The Bureau of Industry and Security (BIS) of the department put Huawei and its affiliates on an “Entity List” on May 16, which would restrict the sale or transfer of US technologies to Huawei.
“The Temporary General License grants operators time to make other arrangements and the Department space to determine the appropriate long term measures for Americans and foreign telecommunications providers that currently rely on Huawei equipment for critical services,” Secretary of Commerce Wilbur Ross was quoted as saying in the statement.
The license, due to be published Wednesday and available online now, also allows engagement with Huawei and its affiliates for the development of 5G standards as part of a duly recognized international standards body.
The department will evaluate whether to extend the license beyond 90 days, according to the statement.
The temporary easing came amid concerns that Huawei’s customers in the United States, especially those in rural areas, will suffer without access to Huawei’s services.
The Chinese company said in a statement last week that the US export control decision is in no one’s interest and will do significant economic harm to the American companies with which Huawei does business.

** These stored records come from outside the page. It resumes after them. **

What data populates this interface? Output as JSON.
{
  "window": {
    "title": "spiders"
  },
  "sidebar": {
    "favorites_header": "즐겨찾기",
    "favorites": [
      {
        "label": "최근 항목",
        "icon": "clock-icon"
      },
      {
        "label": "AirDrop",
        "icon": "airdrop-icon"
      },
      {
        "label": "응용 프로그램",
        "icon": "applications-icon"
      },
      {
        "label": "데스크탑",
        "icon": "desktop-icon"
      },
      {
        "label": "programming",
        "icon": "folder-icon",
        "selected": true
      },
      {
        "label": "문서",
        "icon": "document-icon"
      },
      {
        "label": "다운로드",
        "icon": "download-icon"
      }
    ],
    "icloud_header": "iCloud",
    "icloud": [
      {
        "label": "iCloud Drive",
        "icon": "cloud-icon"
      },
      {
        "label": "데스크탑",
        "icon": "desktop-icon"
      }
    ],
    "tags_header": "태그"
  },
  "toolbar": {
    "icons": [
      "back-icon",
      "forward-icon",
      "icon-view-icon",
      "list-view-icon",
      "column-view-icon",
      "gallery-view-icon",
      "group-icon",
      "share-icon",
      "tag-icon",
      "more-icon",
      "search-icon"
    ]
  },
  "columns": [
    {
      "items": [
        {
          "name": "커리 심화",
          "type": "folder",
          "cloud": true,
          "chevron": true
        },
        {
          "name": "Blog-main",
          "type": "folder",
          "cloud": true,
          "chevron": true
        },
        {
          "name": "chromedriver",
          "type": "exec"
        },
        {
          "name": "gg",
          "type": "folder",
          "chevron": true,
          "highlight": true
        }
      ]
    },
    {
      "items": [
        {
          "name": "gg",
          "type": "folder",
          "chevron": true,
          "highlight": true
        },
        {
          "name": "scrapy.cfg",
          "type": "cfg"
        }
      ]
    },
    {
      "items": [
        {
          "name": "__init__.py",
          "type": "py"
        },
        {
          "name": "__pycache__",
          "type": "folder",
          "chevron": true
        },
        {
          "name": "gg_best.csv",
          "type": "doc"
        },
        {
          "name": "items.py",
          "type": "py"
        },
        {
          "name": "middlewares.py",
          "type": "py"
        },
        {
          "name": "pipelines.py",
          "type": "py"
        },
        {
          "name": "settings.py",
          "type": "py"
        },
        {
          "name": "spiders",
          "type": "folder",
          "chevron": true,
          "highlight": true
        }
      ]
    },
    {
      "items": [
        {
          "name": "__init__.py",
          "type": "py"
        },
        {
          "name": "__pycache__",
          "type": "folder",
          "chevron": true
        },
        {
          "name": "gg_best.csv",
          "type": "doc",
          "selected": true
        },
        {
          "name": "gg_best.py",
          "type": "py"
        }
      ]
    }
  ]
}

Also, restricting Huawei from doing business in the United States will “only serve to limit the US to inferior yet more expensive alternatives, leaving the US lagging behind in 5G deployment, and eventually harming the interests of US companies and consumers,” said Huawei.
German media reported recently that years of scrutiny by Britain, Germany and the European Union (EU) has found no obvious “backdoors” in Huawei products, while security loopholes are often spotted in products made by Cisco of the United States.
On Monday, Chinese Foreign Ministry spokesperson Lu Kang said, “the conclusions of Europe’s scrutiny have proven Huawei innocent, and showed the US suppression against other countries’ enterprises with state power is unjustified.”